Bunun demokrasi ve demokraside sahip olunan tüm hak ve özgürlükler için ağır bir tehdit teşkil ettiği açık. Nurhayat’ın dediği gibi, şimdi bir anlamda iki devlet var. İlki, yani politikacıların işlettiği devlet açık, nispeten şeffaf, hangi kurallara tâbi olduğu ve içinde kimin neden sorumlu olduğu belli. Bu devletin patronunu, vatandaş olarak, ilk seçimde ıskartaya çıkarmaya muktediriz. İkincisi bu özelliklere sahip değil. Yapısını tam bilmiyoruz. Kimin nerede bulunduğundan, hangi yol ve yöntemlerle çalıştığından habersiziz. Bizim devlete emanet ettiğimiz yetkileri ve kaynakları kullanıyor ama hiçbir şekilde denetimize açık değil. Tam tersine, o bizim onları denetleme görevi verdiğimiz politikacıları gözetleme ve kendi amaç ve çıkarları istikametinde çalıştırma peşinde.
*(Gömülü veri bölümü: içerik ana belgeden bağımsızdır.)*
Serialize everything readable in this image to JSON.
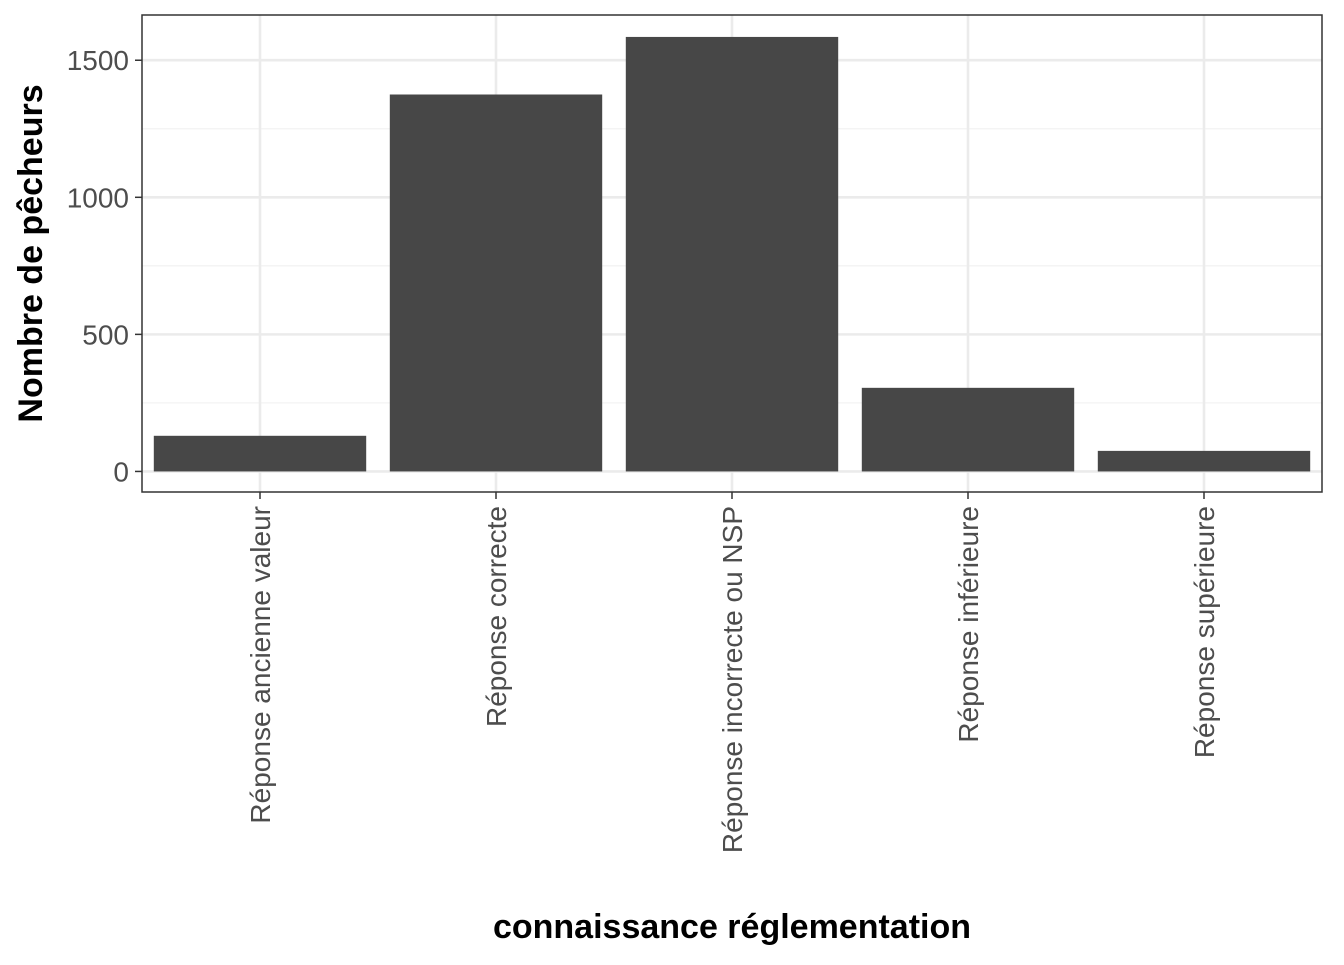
{
  "chart_data": {
    "type": "bar",
    "title": "",
    "xlabel": "connaissance réglementation",
    "ylabel": "Nombre de pêcheurs",
    "categories": [
      "Réponse ancienne valeur",
      "Réponse correcte",
      "Réponse incorrecte ou NSP",
      "Réponse inférieure",
      "Réponse supérieure"
    ],
    "values": [
      130,
      1375,
      1585,
      305,
      75
    ],
    "ylim": [
      -75,
      1665
    ],
    "yticks": [
      0,
      500,
      1000,
      1500
    ],
    "y_minor_ticks": [
      250,
      750,
      1250
    ],
    "grid": true,
    "legend": "none",
    "colors": {
      "bar": "#474747",
      "grid_major": "#ebebeb",
      "grid_minor": "#f3f3f3",
      "panel_border": "#333333",
      "tick_text": "#4d4d4d",
      "axis_title": "#000000"
    }
  }
}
Böyle bir yapının demokratik siyaseti etkisizleştirerek devleti kontrol etmesine izin vermek köleliğe razı olmak anlamına gelir. Bugün Türkiye’nin ana problemi budur, geriye kalan her problem ikincil önemdedir. Bu yüzden, meseleyi bir şahıs meselesine indirgemek yanlış. Şahıslar geçici, sistem kalıcı. Böyle bir sistem bir kere tesis edilirse ondan kurtulmak inanılmaz derecede zor ve yüksek maliyetli olacaktır. Devlete bireysel özgürlükler adına haklı olarak karşı çıkanların bunu görmemesi ve gereğini yapmaması vahim bir hata olur. Tercih etmemiz gereken bürokratların kontrolündeki devlet değil halktan onay almış politikacıların yönetimindeki devlettir. Bunun adı demokratik devlettir.